Southern Ocean Air-Sea Interaction
Veronica Tamsitt, Climate Change Research Centre, University of New South Wales, Sydney, NSW, Australia and Centre for Southern Hemisphere Oceans Research, CSIRO Oceans and Atmosphere, Hobart, TAS, Australia. Extracted from OOI Science Plan, 2021.
The Southern Ocean plays a critical role in the global ocean uptake of heat and carbon. One key component of understanding the Southern Ocean’s role in climate is the air-sea exchange of heat, carbon dioxide and the input of momentum into the ocean by winds at the sea surface. Historically, we have relied primarily on shipboard observations to measure Southern Ocean air-sea interaction. However, the remoteness, extreme wind and sea states, and seasonal sea-ice cover in the Southern Ocean have resulted in sparse observations and a strong seasonal bias toward the summer (see Figure to right, Ogle et al., 2018; Swart et al., 2019). As a result, there is a large spread in the net air-sea heat flux between different satellite and reanalysis products in the Southern Ocean (e.g. Liu et al. 2011, Swart et al. 2019), and ongoing uncertainty in the magnitude of the Southern Ocean carbon sink (Landschutzer et al., 2015; Gray et al., 2018).
The rapid development of relatively cheap autonomous surface vehicles in recent years has allowed unprecedented access to the Southern Ocean air-sea interface year-round, but these platforms tend to be deployed for limited time periods and have challenges with spatiotemporal aliasing of data (Thomson and Girton, 2017; Swart et al., 2019). Recent deployments of surface flux moorings, specifically the OOI Southern Ocean surface mooring along with the Southern Ocean Flux Site (SOFS) mooring deployed south of Australia (data available here. ), provide the first ever high-quality, detailed, continuous time series of air-sea interaction in the Southern Ocean.
The OOI Southern Ocean surface mooring, deployed for almost five years from 2015 until 2020, was the southernmost, multi-year air-sea flux mooring ever deployed.

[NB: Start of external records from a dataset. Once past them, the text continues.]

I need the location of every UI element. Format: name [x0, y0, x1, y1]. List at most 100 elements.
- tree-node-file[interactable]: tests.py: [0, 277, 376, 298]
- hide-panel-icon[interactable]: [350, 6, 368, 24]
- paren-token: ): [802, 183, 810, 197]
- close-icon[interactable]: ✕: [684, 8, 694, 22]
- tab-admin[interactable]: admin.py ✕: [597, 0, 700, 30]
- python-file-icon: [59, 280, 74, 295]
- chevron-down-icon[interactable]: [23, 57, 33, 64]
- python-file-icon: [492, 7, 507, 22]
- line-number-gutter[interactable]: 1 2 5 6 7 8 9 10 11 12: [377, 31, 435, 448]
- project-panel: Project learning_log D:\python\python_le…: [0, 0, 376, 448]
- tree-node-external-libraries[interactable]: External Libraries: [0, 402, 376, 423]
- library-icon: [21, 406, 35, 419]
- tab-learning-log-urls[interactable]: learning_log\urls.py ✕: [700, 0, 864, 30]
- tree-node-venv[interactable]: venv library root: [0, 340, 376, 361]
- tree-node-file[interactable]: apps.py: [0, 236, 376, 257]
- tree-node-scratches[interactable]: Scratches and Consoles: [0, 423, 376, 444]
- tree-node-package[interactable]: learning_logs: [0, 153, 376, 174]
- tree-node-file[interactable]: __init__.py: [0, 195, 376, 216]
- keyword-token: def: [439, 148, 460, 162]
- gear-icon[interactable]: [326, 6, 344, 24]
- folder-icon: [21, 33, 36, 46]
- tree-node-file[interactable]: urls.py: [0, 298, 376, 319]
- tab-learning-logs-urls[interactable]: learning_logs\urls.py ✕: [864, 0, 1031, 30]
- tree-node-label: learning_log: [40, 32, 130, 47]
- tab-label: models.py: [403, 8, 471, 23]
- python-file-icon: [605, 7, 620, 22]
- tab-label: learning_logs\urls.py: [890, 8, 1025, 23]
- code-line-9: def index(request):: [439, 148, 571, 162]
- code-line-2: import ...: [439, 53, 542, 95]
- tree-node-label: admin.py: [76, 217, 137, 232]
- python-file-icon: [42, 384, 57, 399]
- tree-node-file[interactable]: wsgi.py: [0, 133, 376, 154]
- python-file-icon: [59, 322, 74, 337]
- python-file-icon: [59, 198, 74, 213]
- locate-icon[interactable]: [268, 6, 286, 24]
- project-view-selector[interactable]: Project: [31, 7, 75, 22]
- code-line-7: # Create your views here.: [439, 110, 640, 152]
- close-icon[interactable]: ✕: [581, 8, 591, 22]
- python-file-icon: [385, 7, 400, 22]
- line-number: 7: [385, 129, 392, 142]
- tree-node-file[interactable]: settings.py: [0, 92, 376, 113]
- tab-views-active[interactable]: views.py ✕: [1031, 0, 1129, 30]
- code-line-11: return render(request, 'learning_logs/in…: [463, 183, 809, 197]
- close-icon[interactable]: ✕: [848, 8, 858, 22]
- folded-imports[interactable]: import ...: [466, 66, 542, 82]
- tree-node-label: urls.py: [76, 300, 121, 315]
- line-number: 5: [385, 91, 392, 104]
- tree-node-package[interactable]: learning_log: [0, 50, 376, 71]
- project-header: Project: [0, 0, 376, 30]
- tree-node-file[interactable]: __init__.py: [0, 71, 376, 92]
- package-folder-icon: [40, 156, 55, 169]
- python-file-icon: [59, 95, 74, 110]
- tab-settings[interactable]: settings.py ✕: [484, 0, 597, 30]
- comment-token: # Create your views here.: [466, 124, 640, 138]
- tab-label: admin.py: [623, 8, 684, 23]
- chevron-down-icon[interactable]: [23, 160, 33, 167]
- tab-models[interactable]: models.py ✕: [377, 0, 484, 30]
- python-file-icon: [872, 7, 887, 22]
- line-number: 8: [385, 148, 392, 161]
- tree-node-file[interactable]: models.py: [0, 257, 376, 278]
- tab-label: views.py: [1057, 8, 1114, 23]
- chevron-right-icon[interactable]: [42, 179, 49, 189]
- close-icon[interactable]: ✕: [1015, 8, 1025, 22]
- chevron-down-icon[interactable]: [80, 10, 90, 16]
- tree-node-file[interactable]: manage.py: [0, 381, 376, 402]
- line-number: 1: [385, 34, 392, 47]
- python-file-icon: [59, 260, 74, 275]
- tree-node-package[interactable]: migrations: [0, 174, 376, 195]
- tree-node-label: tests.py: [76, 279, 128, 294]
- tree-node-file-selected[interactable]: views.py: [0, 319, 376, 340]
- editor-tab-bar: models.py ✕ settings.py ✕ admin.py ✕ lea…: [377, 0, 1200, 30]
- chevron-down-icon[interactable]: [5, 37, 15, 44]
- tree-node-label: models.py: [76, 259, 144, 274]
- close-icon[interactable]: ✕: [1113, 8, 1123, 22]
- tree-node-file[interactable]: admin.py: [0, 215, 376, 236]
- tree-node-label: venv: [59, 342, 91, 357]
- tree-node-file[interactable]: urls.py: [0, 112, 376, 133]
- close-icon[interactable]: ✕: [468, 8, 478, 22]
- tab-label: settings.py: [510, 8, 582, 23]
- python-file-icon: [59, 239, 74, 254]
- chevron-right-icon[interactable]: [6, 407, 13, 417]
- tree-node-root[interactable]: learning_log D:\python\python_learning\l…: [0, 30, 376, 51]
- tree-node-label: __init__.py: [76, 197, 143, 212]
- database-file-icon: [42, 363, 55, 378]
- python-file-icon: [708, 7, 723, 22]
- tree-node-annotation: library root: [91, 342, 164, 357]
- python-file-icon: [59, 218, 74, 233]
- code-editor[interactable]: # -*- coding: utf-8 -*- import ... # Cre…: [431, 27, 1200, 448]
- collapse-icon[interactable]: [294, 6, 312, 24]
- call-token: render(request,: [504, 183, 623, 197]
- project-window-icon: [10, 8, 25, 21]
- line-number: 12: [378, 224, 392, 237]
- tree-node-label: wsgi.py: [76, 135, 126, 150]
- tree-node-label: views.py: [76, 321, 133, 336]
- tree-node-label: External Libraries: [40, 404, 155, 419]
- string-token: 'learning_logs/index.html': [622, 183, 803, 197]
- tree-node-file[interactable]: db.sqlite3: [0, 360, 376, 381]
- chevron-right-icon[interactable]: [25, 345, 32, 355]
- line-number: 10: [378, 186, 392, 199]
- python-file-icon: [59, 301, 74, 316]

The mooring design was specially designed to withstand the strong currents and waves of the Southern Ocean, and collected near-continuous meteorological and upper ocean data throughout four separate deployments. The mooring was located in a region where Southeast Pacific Subantarctic Mode Water is formed, which is also a region of high interannual variability in subduction of mode waters that are particularly important for anthropogenic heat and carbon storage in the ocean (Tamsitt et al., 2020; Meijers et al., 2019). The mooring observations provide a unique opportunity to study air-sea interaction from hourly to interannual timescales in the Southern Ocean and to greatly improve weather prediction and reanalysis products in this region (Ogle et al., 2018).
Ogle et al. (2018) used the OOI Southern Ocean mooring data to identify the key role of extreme heat loss events driven by cold Antarctic winds in driving the seasonal mixed layer deepening in the region. The mooring has also captured dramatic year-to-year variations in the wintertime surface ocean heat loss and corresponding mixed layer depth, particularly the winter of 2016, where highly unusual atmospheric conditions following an El Niño event led to unusually weak ocean heat loss and shallow mixed layers (Ogle et al., 2018; Tamsitt et al., 2020). Comparing and contrasting the OOI Southern Ocean mooring with SOFS in the Indian sector of the Southern Ocean has revealed key similarities and differences in the variability of air-sea heat flux in the two regions (Tamsitt et al., 2020).
Although there are no plans to redeploy the Southern Ocean mooring, there is great value in further retrospective analysis of the existing mooring data. These mooring data should be leveraged to further evaluate and improve numerical weather prediction products. The existing five years of OOI Southern Ocean mooring data is hugely valuable, but the time-series is insufficient to evaluate whether reanalysis products accurately represent interannual and decadal variability.
Another important priority for the scientific community is reducing uncertainty in our current quantification of Southern Ocean air-sea CO2 flux and developing the capacity to both predict and monitor how air-sea CO2 flux in this region may change under future climate change. The suite of biogeochemical sensors that were deployed on the OOI Southern Ocean surface mooring provide a unique opportunity to make advances in this quantification of carbon fluxes. In particular, the mooring data provide a valuable opportunity to validate and complement other Southern Ocean in situ carbon system measurements, particularly from biogeochemical Argo floats, as they provide in situ measured wind/atmospheric variables needed to calculate carbon fluxes, high temporal frequency not available on other platforms.
Finally, results and success of the OOI Southern Ocean mooring deployments can help inform future Southern Ocean air-sea interaction observing system design. Such moorings have both the potential to form a Southern Ocean-wide air- sea flux monitoring system (e.g. Wei et al., 2020), and also to act as a core component of process studies to better understand the role of ocean fronts, eddies, and other small-scale features in air- sea interaction.